Need the Tor Browser on iOS? Try Onion Browser

Need a Tor browser on iOS? Onion Browser is the only iOS app recommended on the Tor Project’s website. Starting out at the U.S. Naval Research Lab, Tor is a special network that helps people browse the internet with as much privacy as possible. You should note there are a couple of security advisories on its website: WebRTC/Media leaks: Due to iOS limitations, WebRTC and media files leak outside of Tor and are routed over the normal internet. This will reveal your real IP address to sites using these features. (If you are using a VPN, the VPN IP address is revealed instead.) To defend against this, you may set Strict security mode in Host Settings, which will disable Javascript. More information here. OCSP leak: Visiting EV “Green Bar” HTTPS sites may leak information that can be used to reveal the domain name of the website you are visiting. This is handled within iOS and cannot be changed by Onion Browser. There is no known workaround. A detailed report can be found here. App Store: Free

Privacytools.io Delists Startpage Over System1

Privacytools.io delists Startpage from its list of privacy tools and services. Startpage had been taken over by Privacy One Group, which itself is owned by System1. System1 is a targeted advertising company with a business model that seemed—to many—to be in conflict with Startpage’s own privacy-centric model.

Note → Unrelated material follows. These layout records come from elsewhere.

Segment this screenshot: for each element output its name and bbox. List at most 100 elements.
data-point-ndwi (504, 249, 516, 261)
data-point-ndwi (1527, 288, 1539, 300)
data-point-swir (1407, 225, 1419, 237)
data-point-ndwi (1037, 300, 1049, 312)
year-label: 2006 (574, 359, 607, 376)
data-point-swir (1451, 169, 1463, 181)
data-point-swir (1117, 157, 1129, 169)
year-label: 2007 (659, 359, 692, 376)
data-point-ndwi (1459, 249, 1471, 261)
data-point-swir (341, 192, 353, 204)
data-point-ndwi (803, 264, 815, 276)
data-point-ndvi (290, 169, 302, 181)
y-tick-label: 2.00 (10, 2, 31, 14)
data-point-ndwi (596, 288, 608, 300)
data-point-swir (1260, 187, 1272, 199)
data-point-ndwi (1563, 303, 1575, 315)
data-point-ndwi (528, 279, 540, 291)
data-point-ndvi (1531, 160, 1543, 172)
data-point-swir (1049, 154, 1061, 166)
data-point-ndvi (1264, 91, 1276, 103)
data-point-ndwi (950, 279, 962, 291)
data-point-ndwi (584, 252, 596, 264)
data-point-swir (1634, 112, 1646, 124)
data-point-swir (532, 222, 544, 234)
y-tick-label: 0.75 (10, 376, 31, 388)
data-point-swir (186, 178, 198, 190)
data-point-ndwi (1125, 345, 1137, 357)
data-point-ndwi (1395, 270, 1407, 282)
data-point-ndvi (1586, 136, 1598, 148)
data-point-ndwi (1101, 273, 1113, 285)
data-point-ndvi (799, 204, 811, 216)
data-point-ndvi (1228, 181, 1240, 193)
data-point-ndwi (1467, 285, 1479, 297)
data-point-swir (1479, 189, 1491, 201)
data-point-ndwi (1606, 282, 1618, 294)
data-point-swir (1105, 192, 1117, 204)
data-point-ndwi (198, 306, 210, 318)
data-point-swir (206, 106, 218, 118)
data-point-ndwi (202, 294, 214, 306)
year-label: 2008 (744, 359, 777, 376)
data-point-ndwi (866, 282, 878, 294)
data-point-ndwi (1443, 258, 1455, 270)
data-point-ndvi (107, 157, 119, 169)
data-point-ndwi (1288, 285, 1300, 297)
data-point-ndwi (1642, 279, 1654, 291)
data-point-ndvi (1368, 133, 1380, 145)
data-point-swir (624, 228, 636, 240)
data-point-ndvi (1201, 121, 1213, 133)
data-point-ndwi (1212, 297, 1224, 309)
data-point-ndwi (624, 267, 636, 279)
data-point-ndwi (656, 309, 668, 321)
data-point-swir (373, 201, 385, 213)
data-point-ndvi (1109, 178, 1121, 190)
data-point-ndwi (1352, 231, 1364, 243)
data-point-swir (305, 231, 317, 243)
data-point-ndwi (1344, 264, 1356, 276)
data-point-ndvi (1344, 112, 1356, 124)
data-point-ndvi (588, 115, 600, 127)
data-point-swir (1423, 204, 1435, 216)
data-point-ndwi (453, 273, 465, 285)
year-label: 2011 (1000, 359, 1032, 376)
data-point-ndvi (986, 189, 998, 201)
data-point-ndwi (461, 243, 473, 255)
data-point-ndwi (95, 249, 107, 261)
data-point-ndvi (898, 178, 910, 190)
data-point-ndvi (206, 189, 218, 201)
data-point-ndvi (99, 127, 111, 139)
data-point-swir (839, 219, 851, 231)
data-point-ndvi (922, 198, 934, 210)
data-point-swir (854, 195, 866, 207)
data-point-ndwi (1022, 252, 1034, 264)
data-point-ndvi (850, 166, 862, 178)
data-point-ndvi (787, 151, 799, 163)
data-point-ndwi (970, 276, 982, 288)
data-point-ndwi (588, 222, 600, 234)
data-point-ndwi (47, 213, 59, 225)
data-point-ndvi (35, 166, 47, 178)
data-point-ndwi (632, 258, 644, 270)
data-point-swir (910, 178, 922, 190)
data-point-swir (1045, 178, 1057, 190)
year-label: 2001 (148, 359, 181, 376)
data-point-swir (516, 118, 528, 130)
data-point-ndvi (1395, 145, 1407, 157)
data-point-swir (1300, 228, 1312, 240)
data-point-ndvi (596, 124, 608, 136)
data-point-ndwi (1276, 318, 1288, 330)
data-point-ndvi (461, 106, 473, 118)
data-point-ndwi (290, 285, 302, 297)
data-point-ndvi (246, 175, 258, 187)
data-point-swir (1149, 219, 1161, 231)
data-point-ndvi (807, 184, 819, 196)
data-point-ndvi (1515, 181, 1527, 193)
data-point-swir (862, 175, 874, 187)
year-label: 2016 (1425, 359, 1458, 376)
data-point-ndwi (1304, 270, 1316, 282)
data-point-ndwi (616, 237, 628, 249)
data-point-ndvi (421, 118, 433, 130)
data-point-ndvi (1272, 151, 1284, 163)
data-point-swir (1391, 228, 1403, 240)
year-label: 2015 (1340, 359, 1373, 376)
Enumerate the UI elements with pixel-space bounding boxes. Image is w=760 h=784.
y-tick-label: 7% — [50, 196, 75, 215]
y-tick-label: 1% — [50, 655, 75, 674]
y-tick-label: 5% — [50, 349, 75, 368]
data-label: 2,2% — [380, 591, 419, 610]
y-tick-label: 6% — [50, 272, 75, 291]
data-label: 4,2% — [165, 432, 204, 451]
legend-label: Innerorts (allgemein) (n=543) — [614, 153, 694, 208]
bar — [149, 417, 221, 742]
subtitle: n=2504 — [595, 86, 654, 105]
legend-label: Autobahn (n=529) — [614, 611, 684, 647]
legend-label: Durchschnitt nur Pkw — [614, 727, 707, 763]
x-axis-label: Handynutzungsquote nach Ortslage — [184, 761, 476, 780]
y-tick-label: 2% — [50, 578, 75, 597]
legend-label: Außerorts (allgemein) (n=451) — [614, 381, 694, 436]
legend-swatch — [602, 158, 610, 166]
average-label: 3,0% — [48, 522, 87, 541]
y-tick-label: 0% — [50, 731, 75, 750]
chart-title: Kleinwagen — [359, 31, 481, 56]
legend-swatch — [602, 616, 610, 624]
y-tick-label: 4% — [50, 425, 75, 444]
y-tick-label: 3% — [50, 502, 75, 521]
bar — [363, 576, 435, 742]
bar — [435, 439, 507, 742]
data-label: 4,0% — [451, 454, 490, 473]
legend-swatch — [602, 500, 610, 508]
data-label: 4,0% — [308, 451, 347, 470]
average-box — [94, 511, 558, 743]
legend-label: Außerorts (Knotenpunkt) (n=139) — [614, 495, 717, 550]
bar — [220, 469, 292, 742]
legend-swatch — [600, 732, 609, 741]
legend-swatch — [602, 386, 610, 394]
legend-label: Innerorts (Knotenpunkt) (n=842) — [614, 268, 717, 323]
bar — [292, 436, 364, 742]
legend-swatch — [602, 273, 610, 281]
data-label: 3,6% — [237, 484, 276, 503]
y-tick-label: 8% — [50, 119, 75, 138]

Because of the conflicting business model and the unusual way the company reacted, claiming to be fully transparent but being evasive at the same time, we have no choice but to de-list Startpage from our recommendations until it is fully transparent about its new ownership and data processing. Remaining questions include…

Suspicionless Searches of Travelers' Devices Ruled Unconstitutional

A federal court ruled that suspicionless searches of travelers’ phones and laptops is unconstitutional, a win for privacy rights.

The ruling came in a lawsuit, Alasaad v. McAleenan, filed by the American Civil Liberties Union, Electronic Frontier Foundation, and ACLU of Massachusetts, on behalf of 11 travelers whose smartphones and laptops were searched without individualized suspicion at U.S. ports of entry.

504th Military App Could Expose Soldiers’ Data

The 504th military app gives soldiers weather updates, training changes, and other logistics. But its terms of service say it collects a lot of personal data, and if the app was hacked it could potentially expose top-secret information.

The app’s permissions — which suggested it could pull GPS location data, photos, contacts and even rewrite memory cards — frustrated soldiers who have taken extreme precautions they felt were glossed over by Trotter and other senior leaders…The worst-case scenario, he said, was “our cover might be blown.” While the app said permissions could be disabled, the soldiers said there was a failure of confidence it was secure. Senior leaders checked the phones of subordinates to ensure they had the app installed, soldiers in the unit said.

Why it’s especially concerning: “The app developer, Straxis LLC, is based in Tulsa but has a subsidiary in southern India.”

Is Facebook Secretly Accessing Your Camera? This Man Found a Bug

For years there have been anecdotes from people saying that Facebook secretly uses their phone’s microphone and/or camera for targeted advertising. Joshua Maddux tweeted about a bug he found within the Facebook app. By tapping on a profile picture and slowly sliding it down the screen, you can see his rear camera being accessed on the left hand side. He tested it using five iPhones running iOS 13.2.2.

Found a @facebook #security & #privacy issue. When the app is open it actively uses the camera. I found a bug in the app that lets you see the camera open behind your feed. Note that I had the camera pointed at the carpet.

Judge Rules Cops can Search Through DNA Database GEDmatch

A judge recently ruled that law enforcement have the ability to search through DNA database GEDmatch, overriding the choice of its over one million users.

In the wake of that attention-grabbing case, GEDmatch changed its policies in May 2018 to make it less easy for police to access their data. Users now have to opt in to having their data made available to police; information they upload is set to private by default. Rogers told the NYT that as of October, less than 15% of current users, 185,000 out of 1.3 million, have opted in to sharing their data with police.